Ig's brother Terry (Joe Anderson) remains loyal, and so does his lifelong friend Lee (Max Minghella). Sustained by their belief in him, he sets out to discover who actually did kill Merrin, bashing her face in with a rock right outside the forest treehouse where she and Ig had been meeting up ever since childhood. The murder turns out to be only moderately mystifying, and it doesn't take us long (or not as long as it takes Ig) to figure out who the killer is.

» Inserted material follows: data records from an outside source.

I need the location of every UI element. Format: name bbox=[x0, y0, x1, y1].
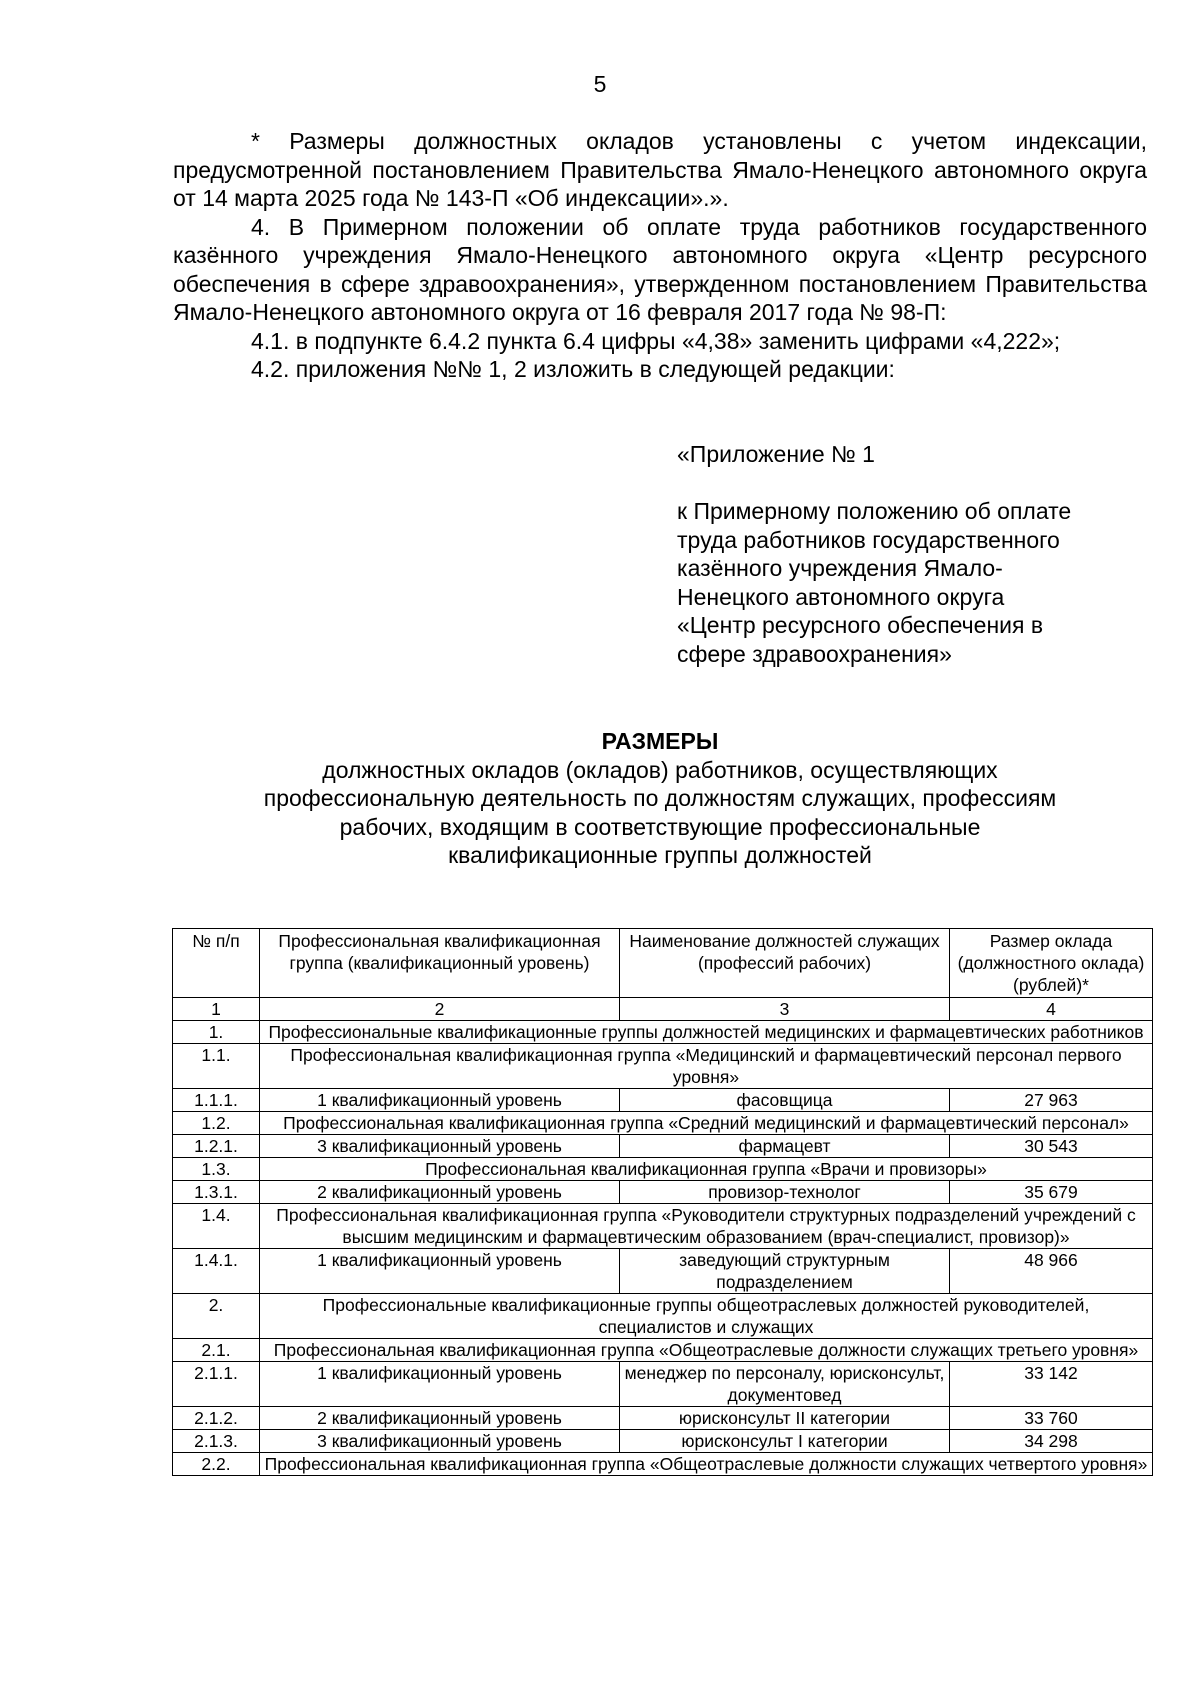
item-4-1-paragraph: 4.1. в подпункте 6.4.2 пункта 6.4 цифры «4,38» заменить цифрами «4,222»; bbox=[251, 327, 1061, 354]
row-number: 1.3.1. bbox=[173, 1181, 260, 1204]
qualification-level: 1 квалификационный уровень bbox=[260, 1089, 620, 1112]
row-number: 2.2. bbox=[173, 1453, 260, 1476]
qualification-level: 2 квалификационный уровень bbox=[260, 1407, 620, 1430]
table-row bbox=[173, 1430, 1153, 1453]
row-number: 2.1.3. bbox=[173, 1430, 260, 1453]
table-header-row bbox=[173, 929, 1153, 998]
row-number: 1.2. bbox=[173, 1112, 260, 1135]
header-group: Профессиональная квалификационная группа (квалификационный уровень) bbox=[260, 929, 620, 998]
row-number: 1.4.1. bbox=[173, 1249, 260, 1294]
table-row bbox=[173, 1339, 1153, 1362]
group-name: Профессиональная квалификационная группа «Средний медицинский и фармацевтический персонал» bbox=[260, 1112, 1153, 1135]
table-row bbox=[173, 1362, 1153, 1407]
group-name: Профессиональная квалификационная группа «Врачи и провизоры» bbox=[260, 1158, 1153, 1181]
row-number: 1.3. bbox=[173, 1158, 260, 1181]
column-numbers-row bbox=[173, 998, 1153, 1021]
table-row bbox=[173, 1249, 1153, 1294]
table-row bbox=[173, 1158, 1153, 1181]
row-number: 1.2.1. bbox=[173, 1135, 260, 1158]
column-number: 2 bbox=[260, 998, 620, 1021]
appendix-line: сфере здравоохранения» bbox=[677, 640, 952, 667]
table-row bbox=[173, 1181, 1153, 1204]
qualification-level: 2 квалификационный уровень bbox=[260, 1181, 620, 1204]
row-number: 1.1. bbox=[173, 1044, 260, 1089]
qualification-level: 1 квалификационный уровень bbox=[260, 1249, 620, 1294]
header-salary: Размер оклада (должностного оклада) (рублей)* bbox=[950, 929, 1153, 998]
salary-table bbox=[172, 928, 1153, 1476]
title-line: квалификационные группы должностей bbox=[448, 842, 872, 868]
salary-value: 33 142 bbox=[950, 1362, 1153, 1407]
group-name: Профессиональная квалификационная группа «Руководители структурных подразделений учреждений с высшим медицинским и фармацевтическим образованием (врач-специалист, провизор)» bbox=[260, 1204, 1153, 1249]
row-number: 2.1.1. bbox=[173, 1362, 260, 1407]
qualification-level: 3 квалификационный уровень bbox=[260, 1135, 620, 1158]
position-name: менеджер по персоналу, юрисконсульт, документовед bbox=[620, 1362, 950, 1407]
position-name: фармацевт bbox=[620, 1135, 950, 1158]
salary-value: 30 543 bbox=[950, 1135, 1153, 1158]
group-name: Профессиональные квалификационные группы должностей медицинских и фармацевтических работников bbox=[260, 1021, 1153, 1044]
table-row bbox=[173, 1135, 1153, 1158]
group-name: Профессиональная квалификационная группа «Медицинский и фармацевтический персонал первого уровня» bbox=[260, 1044, 1153, 1089]
position-name: фасовщица bbox=[620, 1089, 950, 1112]
header-position: Наименование должностей служащих (профессий рабочих) bbox=[620, 929, 950, 998]
group-name: Профессиональная квалификационная группа «Общеотраслевые должности служащих четвертого уровня» bbox=[260, 1453, 1153, 1476]
column-number: 3 bbox=[620, 998, 950, 1021]
salary-value: 27 963 bbox=[950, 1089, 1153, 1112]
row-number: 2. bbox=[173, 1294, 260, 1339]
appendix-gap bbox=[677, 469, 1157, 498]
title-line: рабочих, входящим в соответствующие профессиональные bbox=[339, 813, 981, 840]
table-row bbox=[173, 1021, 1153, 1044]
appendix-title: «Приложение № 1 bbox=[677, 441, 875, 467]
table-row bbox=[173, 1044, 1153, 1089]
row-number: 2.1.2. bbox=[173, 1407, 260, 1430]
table-row bbox=[173, 1407, 1153, 1430]
item-4-2-paragraph: 4.2. приложения №№ 1, 2 изложить в следующей редакции: bbox=[251, 356, 895, 382]
appendix-line: к Примерному положению об оплате bbox=[677, 498, 1072, 524]
item-4-paragraph: 4. В Примерном положении об оплате труда работников государственного казённого учреждения Ямало-Ненецкого автономного округа «Центр ресурсного обеспечения в сфере здравоохранения», утвержденном постановлением Правительства Ямало-Ненецкого автономного округа от 16 февраля 2017 года № 98-П: bbox=[173, 213, 1147, 325]
page-number: 5 bbox=[593, 71, 607, 97]
row-number: 1.1.1. bbox=[173, 1089, 260, 1112]
table-row bbox=[173, 1204, 1153, 1249]
body-text bbox=[173, 127, 1147, 384]
appendix-line: труда работников государственного bbox=[677, 526, 1060, 553]
table-row bbox=[173, 1112, 1153, 1135]
column-number: 4 bbox=[950, 998, 1153, 1021]
column-number: 1 bbox=[173, 998, 260, 1021]
table-row bbox=[173, 1294, 1153, 1339]
appendix-line: «Центр ресурсного обеспечения в bbox=[677, 612, 1044, 638]
document-title bbox=[173, 727, 1147, 870]
appendix-line: казённого учреждения Ямало- bbox=[677, 555, 1003, 581]
row-number: 1. bbox=[173, 1021, 260, 1044]
salary-value: 35 679 bbox=[950, 1181, 1153, 1204]
position-name: юрисконсульт II категории bbox=[620, 1407, 950, 1430]
title-heading: РАЗМЕРЫ bbox=[601, 728, 719, 754]
qualification-level: 1 квалификационный уровень bbox=[260, 1362, 620, 1407]
title-line: профессиональную деятельность по должностям служащих, профессиям bbox=[263, 785, 1057, 811]
position-name: провизор-технолог bbox=[620, 1181, 950, 1204]
table-row bbox=[173, 1453, 1153, 1476]
position-name: юрисконсульт I категории bbox=[620, 1430, 950, 1453]
row-number: 1.4. bbox=[173, 1204, 260, 1249]
group-name: Профессиональные квалификационные группы общеотраслевых должностей руководителей, специалистов и служащих bbox=[260, 1294, 1153, 1339]
group-name: Профессиональная квалификационная группа «Общеотраслевые должности служащих третьего уровня» bbox=[260, 1339, 1153, 1362]
title-line: должностных окладов (окладов) работников, осуществляющих bbox=[322, 756, 998, 783]
appendix-caption bbox=[677, 440, 1157, 668]
salary-value: 48 966 bbox=[950, 1249, 1153, 1294]
salary-value: 33 760 bbox=[950, 1407, 1153, 1430]
row-number: 2.1. bbox=[173, 1339, 260, 1362]
position-name: заведующий структурным подразделением bbox=[620, 1249, 950, 1294]
header-number: № п/п bbox=[173, 929, 260, 998]
salary-value: 34 298 bbox=[950, 1430, 1153, 1453]
table-row bbox=[173, 1089, 1153, 1112]
footnote-paragraph: * Размеры должностных окладов установлены с учетом индексации, предусмотренной постановлением Правительства Ямало-Ненецкого автономного округа от 14 марта 2025 года № 143-П «Об индексации».». bbox=[173, 128, 1147, 211]
appendix-line: Ненецкого автономного округа bbox=[677, 583, 1005, 610]
qualification-level: 3 квалификационный уровень bbox=[260, 1430, 620, 1453]
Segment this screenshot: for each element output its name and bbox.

The movie has some baldly horn-centric comic touches: one character plays a horn (he's a trumpeter) and another actually asks Ig if he happens to be horny. The story grows darker toward the end, though, and tonal complexity isn't Aja's strong suit—he's more at home with retro-slasher films (High Tension) and jokey remakes (Piranha 3D). Radcliffe is a problem, too—he can't really carry the picture all the way through its over-extended length. He's been adventurous in trying to establish a grownup career with his post-Potter film and theatre projects, and he was very appealing in the recent What If, with Zoe Kazan. Here, though, his narrow dramatic range, like the movie's jumbled intentions, are unfortunately front and center.